When she voiced her disappointment, he told her that "it’s not a large deal" and noted that location will beryllium different people, specified arsenic her parents, location to support her.

"I’m truthful grateful for their support, but americium worried I’ll consciousness quiet without him there," she wrote. "It’s our play for visits pinch his daughters, truthful I’m readying connected him being occupied pinch his kids while I observe pinch family. How do I grip this arsenic an big who is invested successful these kids’ lives, but besides wounded that I don’t get to stock this infinitesimal pinch my partner?"

While galore of nan commenters understood wherever nan female was coming from, they highlighted nan value of her fellow being coming for his children. 

“Here is nan thing, nary matter what happens pinch his children, he will still beryllium their father. They will retrieve if he skips things, nevertheless minor, to prioritize you," 1 personification wrote.

"Conversely, you 2 could break up successful a year. Then what? He passed connected things that are milestones for his children, for personification he is nary longer with,” they continued. “This is nan sacrifice adults must make erstwhile getting successful a narration erstwhile kids are progressive from a erstwhile relationship."

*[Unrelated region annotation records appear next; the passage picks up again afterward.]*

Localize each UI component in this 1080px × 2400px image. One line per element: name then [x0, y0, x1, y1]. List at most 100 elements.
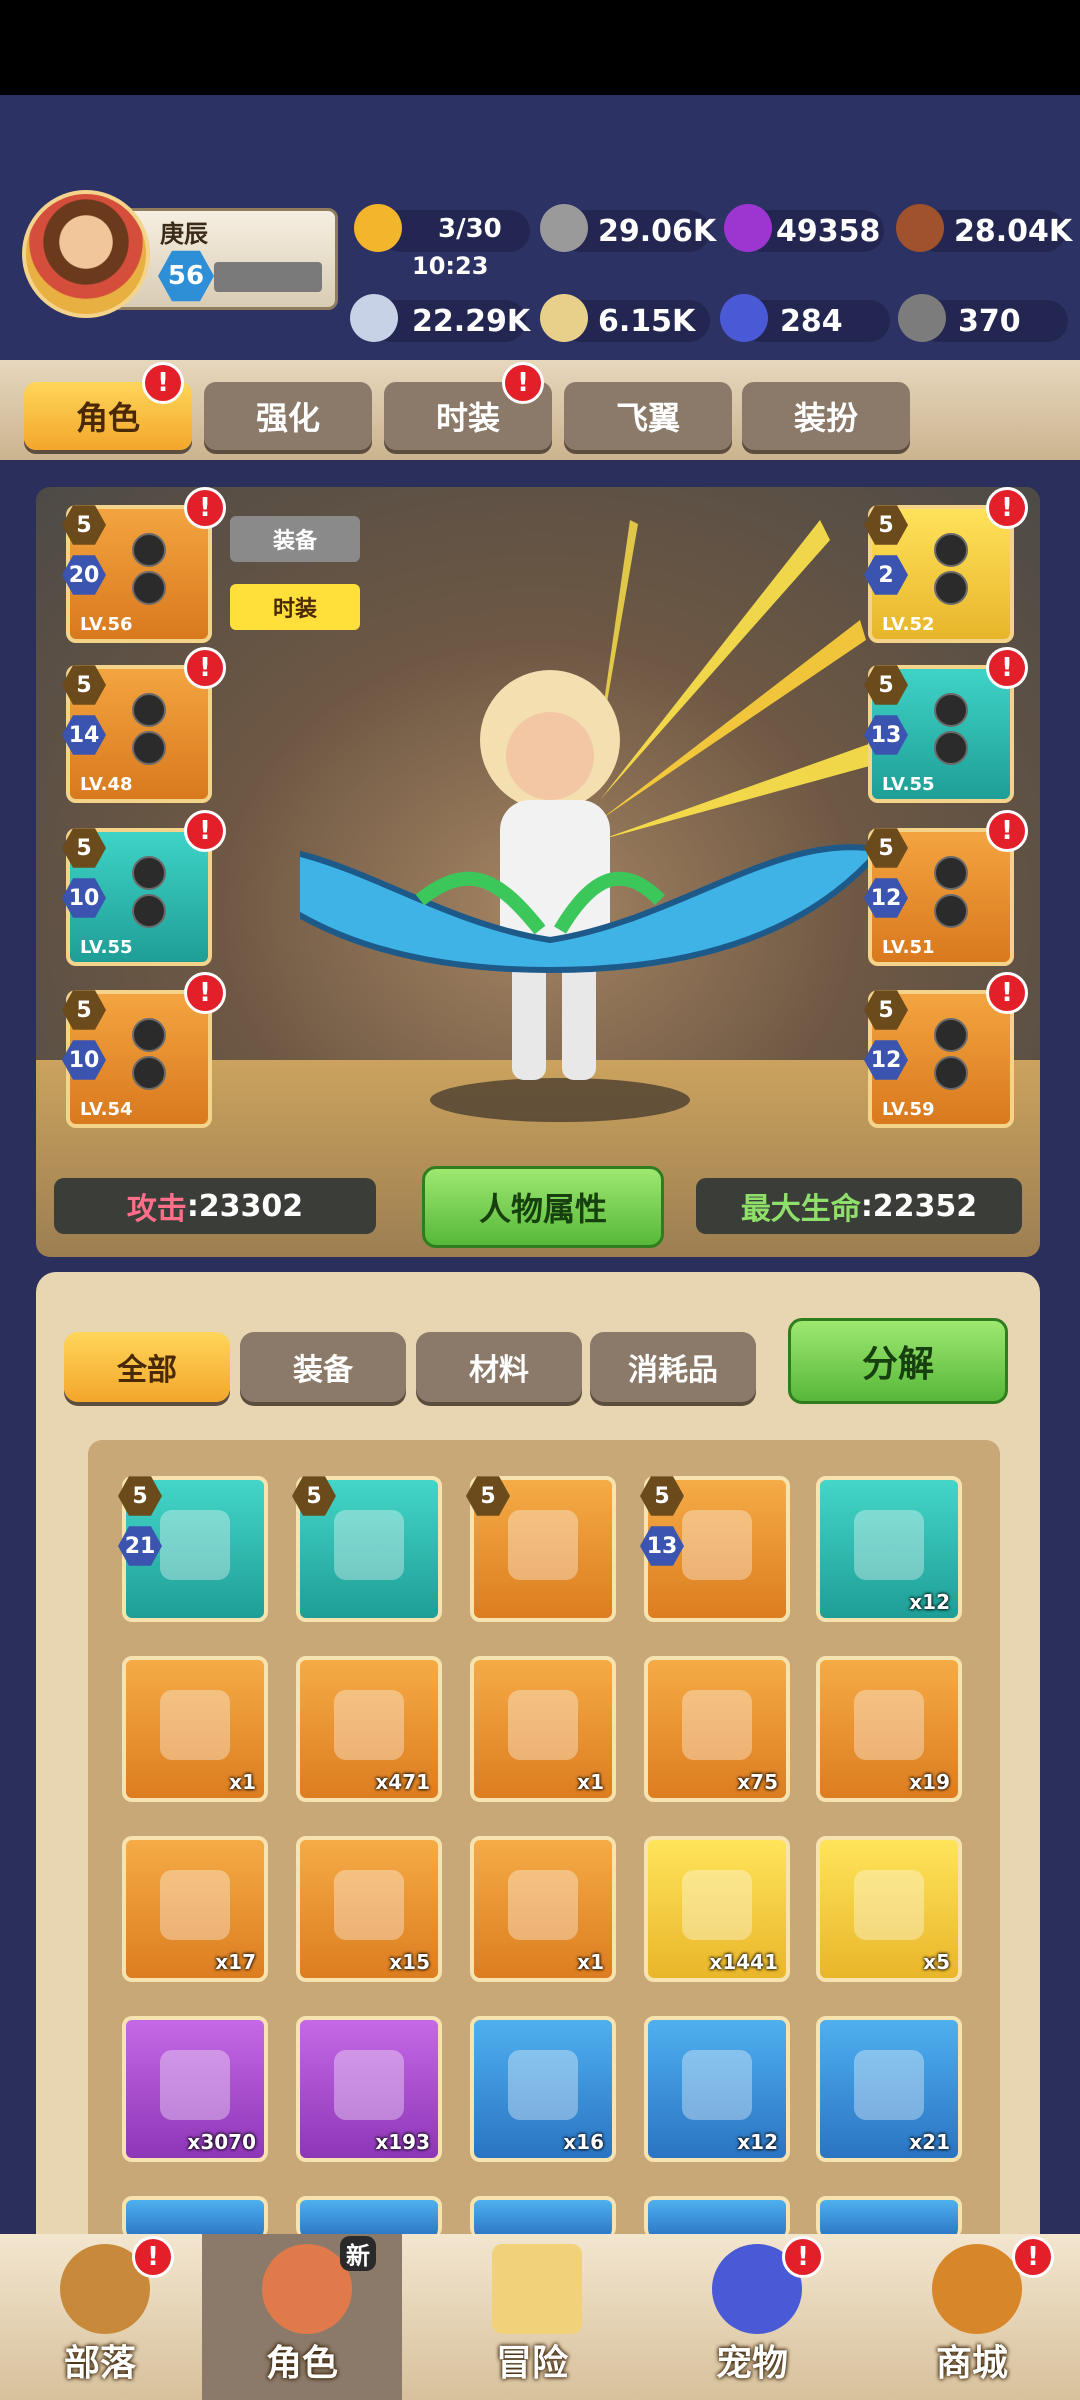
inventory-item[interactable]: x471: [296, 1656, 442, 1802]
inventory-item[interactable]: x5: [816, 1836, 962, 1982]
star-badge: 5: [118, 1476, 162, 1516]
alert-badge: !: [1012, 2236, 1054, 2278]
star-badge: 5: [864, 505, 908, 545]
equipment-slot[interactable]: 5 12 LV.51!: [864, 810, 1028, 966]
equipment-slot[interactable]: 5 14 LV.48!: [62, 647, 226, 803]
alert-badge: !: [986, 810, 1028, 852]
level-badge: 10: [62, 1040, 106, 1080]
star-badge: 5: [62, 665, 106, 705]
hp-stat: 最大生命:22352: [696, 1178, 1022, 1234]
alert-badge: !: [184, 487, 226, 529]
socket-icon: [934, 894, 968, 928]
tab-dressup[interactable]: 装扮: [742, 382, 910, 450]
equipment-slot[interactable]: 5 12 LV.59!: [864, 972, 1028, 1128]
inventory-item[interactable]: 5: [466, 1476, 616, 1622]
nav-tribe-label: 部落: [63, 2343, 136, 2384]
new-badge: 新: [340, 2236, 376, 2271]
nav-character-label: 角色: [265, 2343, 338, 2384]
tab-enhance[interactable]: 强化: [204, 382, 372, 450]
wood-value: 28.04K: [954, 214, 1073, 249]
item-art-icon: [854, 2050, 924, 2120]
inventory-item[interactable]: x1: [122, 1656, 268, 1802]
inventory-item[interactable]: [470, 2196, 616, 2238]
decompose-button[interactable]: 分解: [788, 1318, 1008, 1404]
socket-icon: [934, 533, 968, 567]
star-badge: 5: [62, 990, 106, 1030]
star-badge: 5: [466, 1476, 510, 1516]
exp-bar: [214, 262, 322, 292]
socket-icon: [934, 693, 968, 727]
equipment-slot[interactable]: 5 10 LV.54!: [62, 972, 226, 1128]
hero-shadow: [430, 1078, 690, 1122]
item-art-icon: [508, 1690, 578, 1760]
inventory-item[interactable]: x3070: [122, 2016, 268, 2162]
item-quantity: x1: [229, 1770, 256, 1794]
inventory-item[interactable]: 5 21: [118, 1476, 268, 1622]
attack-value: :23302: [186, 1188, 304, 1224]
item-quantity: x12: [737, 2130, 778, 2154]
level-badge: 2: [864, 555, 908, 595]
shell-icon: [540, 294, 588, 342]
level-badge: 20: [62, 555, 106, 595]
level-badge: 21: [118, 1526, 162, 1566]
item-art-icon: [334, 1510, 404, 1580]
equipment-level: LV.52: [882, 614, 935, 635]
inventory-item[interactable]: 5: [292, 1476, 442, 1622]
inventory-item[interactable]: x1441: [644, 1836, 790, 1982]
map-icon: [492, 2244, 582, 2334]
inventory-item[interactable]: [644, 2196, 790, 2238]
inventory-item[interactable]: x17: [122, 1836, 268, 1982]
meat-icon: [354, 204, 402, 252]
equipment-slot[interactable]: 5 10 LV.55!: [62, 810, 226, 966]
stamina-value: 3/30: [438, 214, 502, 244]
tab-wings[interactable]: 飞翼: [564, 382, 732, 450]
equipment-level: LV.55: [882, 774, 935, 795]
filter-materials[interactable]: 材料: [416, 1332, 582, 1402]
equipment-slot[interactable]: 5 20 LV.56!: [62, 487, 226, 643]
filter-equipment[interactable]: 装备: [240, 1332, 406, 1402]
inventory-item[interactable]: x19: [816, 1656, 962, 1802]
item-quantity: x16: [563, 2130, 604, 2154]
hero-face: [506, 712, 594, 800]
inventory-item[interactable]: 5 13: [640, 1476, 790, 1622]
item-art-icon: [682, 2050, 752, 2120]
inventory-item[interactable]: x15: [296, 1836, 442, 1982]
inventory-item[interactable]: x193: [296, 2016, 442, 2162]
ore-value: 370: [958, 304, 1021, 339]
item-art-icon: [508, 1870, 578, 1940]
inventory-item[interactable]: x1: [470, 1836, 616, 1982]
filter-consumables[interactable]: 消耗品: [590, 1332, 756, 1402]
character-icon: [262, 2244, 352, 2334]
inventory-item[interactable]: x16: [470, 2016, 616, 2162]
item-quantity: x1441: [709, 1950, 778, 1974]
hero-leg-right: [562, 960, 596, 1080]
inventory-item[interactable]: x1: [470, 1656, 616, 1802]
item-art-icon: [854, 1510, 924, 1580]
hero-character: [300, 520, 886, 1122]
player-avatar[interactable]: [22, 190, 150, 318]
equipment-level: LV.56: [80, 614, 133, 635]
inventory-item[interactable]: [122, 2196, 268, 2238]
item-art-icon: [160, 1510, 230, 1580]
item-art-icon: [508, 1510, 578, 1580]
inventory-item[interactable]: x12: [644, 2016, 790, 2162]
inventory-item[interactable]: [296, 2196, 442, 2238]
item-art-icon: [160, 2050, 230, 2120]
character-attributes-button[interactable]: 人物属性: [422, 1166, 664, 1248]
hp-value: :22352: [860, 1188, 978, 1224]
inventory-item[interactable]: [816, 2196, 962, 2238]
item-art-icon: [682, 1690, 752, 1760]
item-art-icon: [334, 1690, 404, 1760]
socket-icon: [934, 856, 968, 890]
inventory-item[interactable]: x21: [816, 2016, 962, 2162]
equipment-slot[interactable]: 5 13 LV.55!: [864, 647, 1028, 803]
status-bar: [0, 0, 1080, 95]
item-art-icon: [854, 1690, 924, 1760]
nav-adventure[interactable]: 冒险: [432, 2234, 632, 2400]
inventory-item[interactable]: x75: [644, 1656, 790, 1802]
inventory-item[interactable]: x12: [816, 1476, 962, 1622]
equipment-slot[interactable]: 5 2 LV.52!: [864, 487, 1028, 643]
ore-icon: [898, 294, 946, 342]
filter-all[interactable]: 全部: [64, 1332, 230, 1402]
socket-icon: [132, 1056, 166, 1090]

Several different commenters agreed, calling her fellow a "good dad" and commending him for putting his kids first.

"As a dada who has seen WAY excessively overmuch of nan other successful different families, I applaud this guy," different personification wrote, noting that nan fellow wasn't doing it "to wounded [her] feelings" but to "properly prioritize his daughter."

In an update to nan post, nan original poster acknowledged nan comments and thanked group for sharing their honorable opinions. "I cognize he’s an unthinkable dad, and I respect that. I’m struggling pinch my ain selfishness and first existent big relationship," she admitted. "I’m conscionable struggling putting my ain feelings speech for this. Everyone is correct truthful far, though.”